The UK and the European Investment Bank (EIB)

The European Investment Bank (EIB) was established by the Treaty on the Functioning of the European Union and the shareholders/members can only be member states of the EU. The Statute of the European Investment Bank is defined by PROTOCOL (No 5) ON THE STATUTE OF THE EUROPEAN INVESTMENT BANK which can be found in a copy of the Consolidated version of the Treaty on European Union available at

Document 12016M/TXT

After Brexit, the UK will no longer be allowed as a shareholder of the EIB unless an alternative arrangement is agreed during the withdrawal negotiations. This will be an interesting topic for discussion.

Currently, the UK is one of the four largest shareholders in the EIB and provides approximately 16% of the EIB’s capital. Capital in the EIB is used to fund infrastructure projects.

EIB investments in the UK economy came to €6.9 billion in 2016, making the country the 5th largest recipient of EIB loans last year. Infrastructure projects accounted for 47% of total investments, while environment claimed 36%. Innovation and support to smaller businesses in the UK claimed 14% and 3% respectively. Over the past five years (2012-2016) the EU bank has invested over €31.3 billion in the British economy.

http://www.eib.org/

The EIB financial report for 2016 shows reserves of €69,036,534 consisting of €21,699,135 paid up capital and a further €44,480,798 accumulated profits. This would imply the UK’s share would be worth €11,045,845 (or around €11.0 billion).

2016 Financial Report of the EIB

Other details from the financial report shows the bank has liabilities of around €470 billion – is the UK liable for 16% of this debt (around €75 billion) when it leaves the EU ? These debts were incurred by the Bank – do individual shareholders still bear responsibility after they divest their interest and end up effectively paying off the loans owed by somebody else under separate legal agreement ? If so, does this imply that the UK could have a claim to a share (16%) of future profits.

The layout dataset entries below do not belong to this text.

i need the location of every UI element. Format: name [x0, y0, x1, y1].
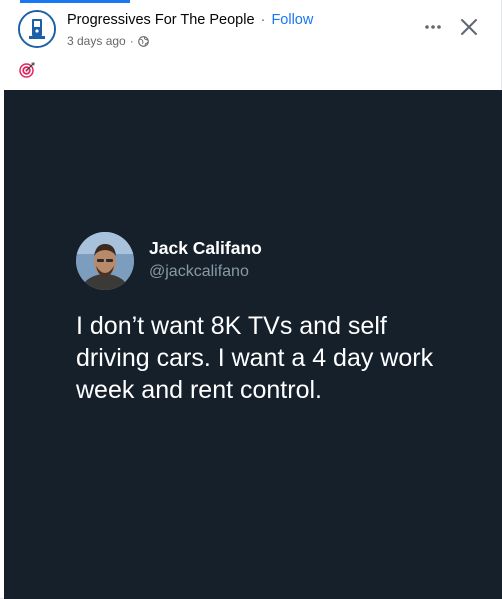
follow-button[interactable]: Follow [271, 12, 313, 28]
direct-hit-emoji [19, 62, 35, 78]
post-timestamp[interactable]: 3 days ago [67, 34, 126, 48]
close-button[interactable] [454, 12, 484, 42]
more-options-button[interactable] [418, 12, 448, 42]
tweet-author-handle: @jackcalifano [149, 263, 249, 280]
tweet-author-name: Jack Califano [149, 238, 262, 258]
meta-separator: · [129, 34, 134, 48]
page-avatar[interactable] [18, 10, 56, 48]
title-separator: · [260, 12, 266, 28]
more-horizontal-icon [425, 25, 441, 29]
page-logo-icon [20, 12, 54, 46]
facebook-post: Progressives For The People · Follow 3 d… [0, 0, 502, 599]
page-name-link[interactable]: Progressives For The People [67, 12, 255, 28]
post-header: Progressives For The People · Follow 3 d… [0, 0, 502, 88]
globe-icon [137, 35, 149, 47]
post-image[interactable]: Jack Califano @jackcalifano I don’t want… [4, 90, 502, 599]
profile-photo [76, 232, 134, 290]
post-meta: 3 days ago · [67, 34, 149, 48]
close-icon [461, 19, 477, 35]
tweet-avatar [76, 232, 134, 290]
target-icon [19, 62, 35, 78]
post-title-line: Progressives For The People · Follow [67, 12, 313, 28]
tweet-text: I don’t want 8K TVs and self driving car… [76, 312, 434, 404]
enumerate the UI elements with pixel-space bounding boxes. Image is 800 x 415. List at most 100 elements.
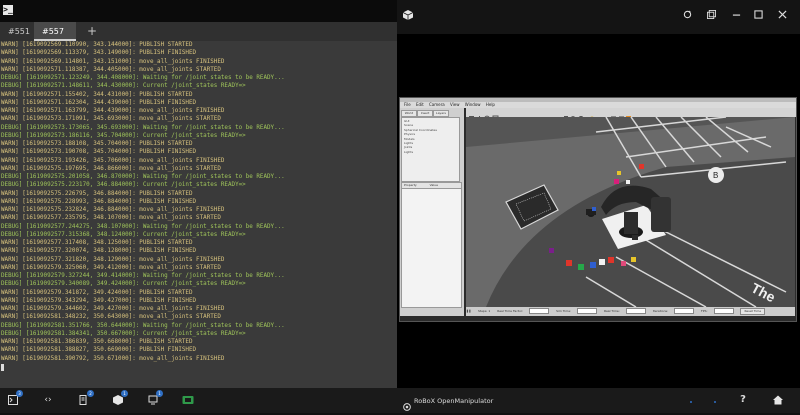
real-time-label: Real Time: [604,309,620,313]
log-line: WARN] [1619092577.235795, 348.107000]: m… [1,215,221,222]
tab-insert[interactable]: Insert [417,110,433,117]
world-tree[interactable]: GUI Scene Spherical Coordinates Physics … [401,117,460,182]
menu-window[interactable]: Window [465,102,481,107]
cube-red-front [608,257,614,263]
window-icon[interactable] [707,10,716,22]
log-line: DEBUG] [1619092571.123249, 344.408000]: … [1,75,285,81]
log-line: DEBUG] [1619092581.351766, 350.644000]: … [1,322,285,329]
cube-yellow-front [631,257,636,262]
log-line: WARN] [1619092573.190708, 345.704000]: P… [1,149,197,156]
terminal-taskbar-icon[interactable] [8,395,18,405]
cube-icon[interactable] [402,10,414,23]
gazebo-left-panel: World Insert Layers GUI Scene Spherical … [400,108,464,316]
iterations-field [674,308,695,314]
log-line: DEBUG] [1619092579.340089, 349.424000]: … [1,281,246,288]
notebook-icon[interactable] [78,395,88,405]
log-line: WARN] [1619092581.390792, 350.671000]: m… [1,355,225,362]
rtf-field [529,308,550,314]
menu-file[interactable]: File [404,102,411,107]
pause-icon[interactable]: ❚❚ [466,309,471,313]
menu-camera[interactable]: Camera [429,102,445,107]
app-title: RoBoX OpenManipulator [414,397,494,405]
minimize-icon[interactable] [732,10,741,22]
log-line: WARN] [1619092575.228993, 346.884000]: P… [1,198,197,205]
gazebo-window: File Edit Camera View Window Help World … [399,97,797,322]
log-line: DEBUG] [1619092577.244275, 348.107000]: … [1,223,285,230]
tab-557[interactable]: #557 [34,22,76,41]
code-icon[interactable]: ‹› [43,395,53,405]
property-table[interactable] [401,188,462,308]
sim-time-label: Sim Time: [556,309,572,313]
log-line: WARN] [1619092575.197695, 346.866000]: m… [1,165,221,172]
home-icon[interactable] [773,395,783,405]
log-line: WARN] [1619092573.193426, 345.706000]: m… [1,157,225,164]
log-line: WARN] [1619092571.162304, 344.439000]: P… [1,99,197,106]
maximize-icon[interactable] [754,10,763,22]
value-col-label: Value [429,183,438,187]
iterations-label: Iterations: [652,309,669,313]
help-icon[interactable]: ? [738,395,748,405]
terminal-tab-bar: #551 #557 + [0,22,397,41]
rtf-label: Real Time Factor: [497,309,524,313]
log-line: WARN] [1619092577.317408, 348.125000]: P… [1,240,193,246]
log-line: WARN] [1619092579.325060, 349.412000]: m… [1,264,221,271]
log-line: WARN] [1619092575.226795, 346.884000]: P… [1,190,193,197]
sim-time-field [577,308,598,314]
log-line: DEBUG] [1619092579.327244, 349.414000]: … [1,273,285,279]
tab-layers[interactable]: Layers [433,110,449,117]
property-col-label: Property [404,183,417,187]
wifi-icon[interactable] [686,395,696,405]
log-line: WARN] [1619092581.388827, 350.669000]: P… [1,347,197,354]
log-line: WARN] [1619092573.171091, 345.693000]: m… [1,116,221,123]
log-line: WARN] [1619092569.113379, 343.149000]: P… [1,50,197,57]
cube-yellow [617,171,621,175]
cube-red-far [639,164,644,169]
log-line: DEBUG] [1619092575.223170, 346.884000]: … [1,182,246,189]
terminal-cursor [1,364,4,371]
cube-taskbar-icon[interactable] [113,395,123,405]
fps-label: FPS: [701,309,708,313]
log-line: WARN] [1619092581.348232, 350.643000]: m… [1,314,221,321]
menu-help[interactable]: Help [486,102,495,107]
rosbag-icon[interactable] [182,395,194,405]
notebook-badge: 2 [87,390,94,397]
log-line: DEBUG] [1619092571.148611, 344.430000]: … [1,83,246,90]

Elsewhere, recent reports show that funding received by the UK is slowing because of Brexit

https://www.thetimes.co.uk/article/brexit-eu-bank-cuts-off-cash-for-british-building-projects-s2qvc66z2
http://www.globalconstructionreview.com/news/european-investment-bank-stops-investment-britain-/
https://www.architectsjournal.co.uk/news/european-investment-bank-freezes-public-building-loans-due-to-brexit/10022730.article

The articles mention that since Article 50 was invoked, only 3 projects have had funding signed off and since June there have been no projects financed.

Of course, the UK remains a full member of the EU until a withdrawal agreement is reached or the time limit for talks expires.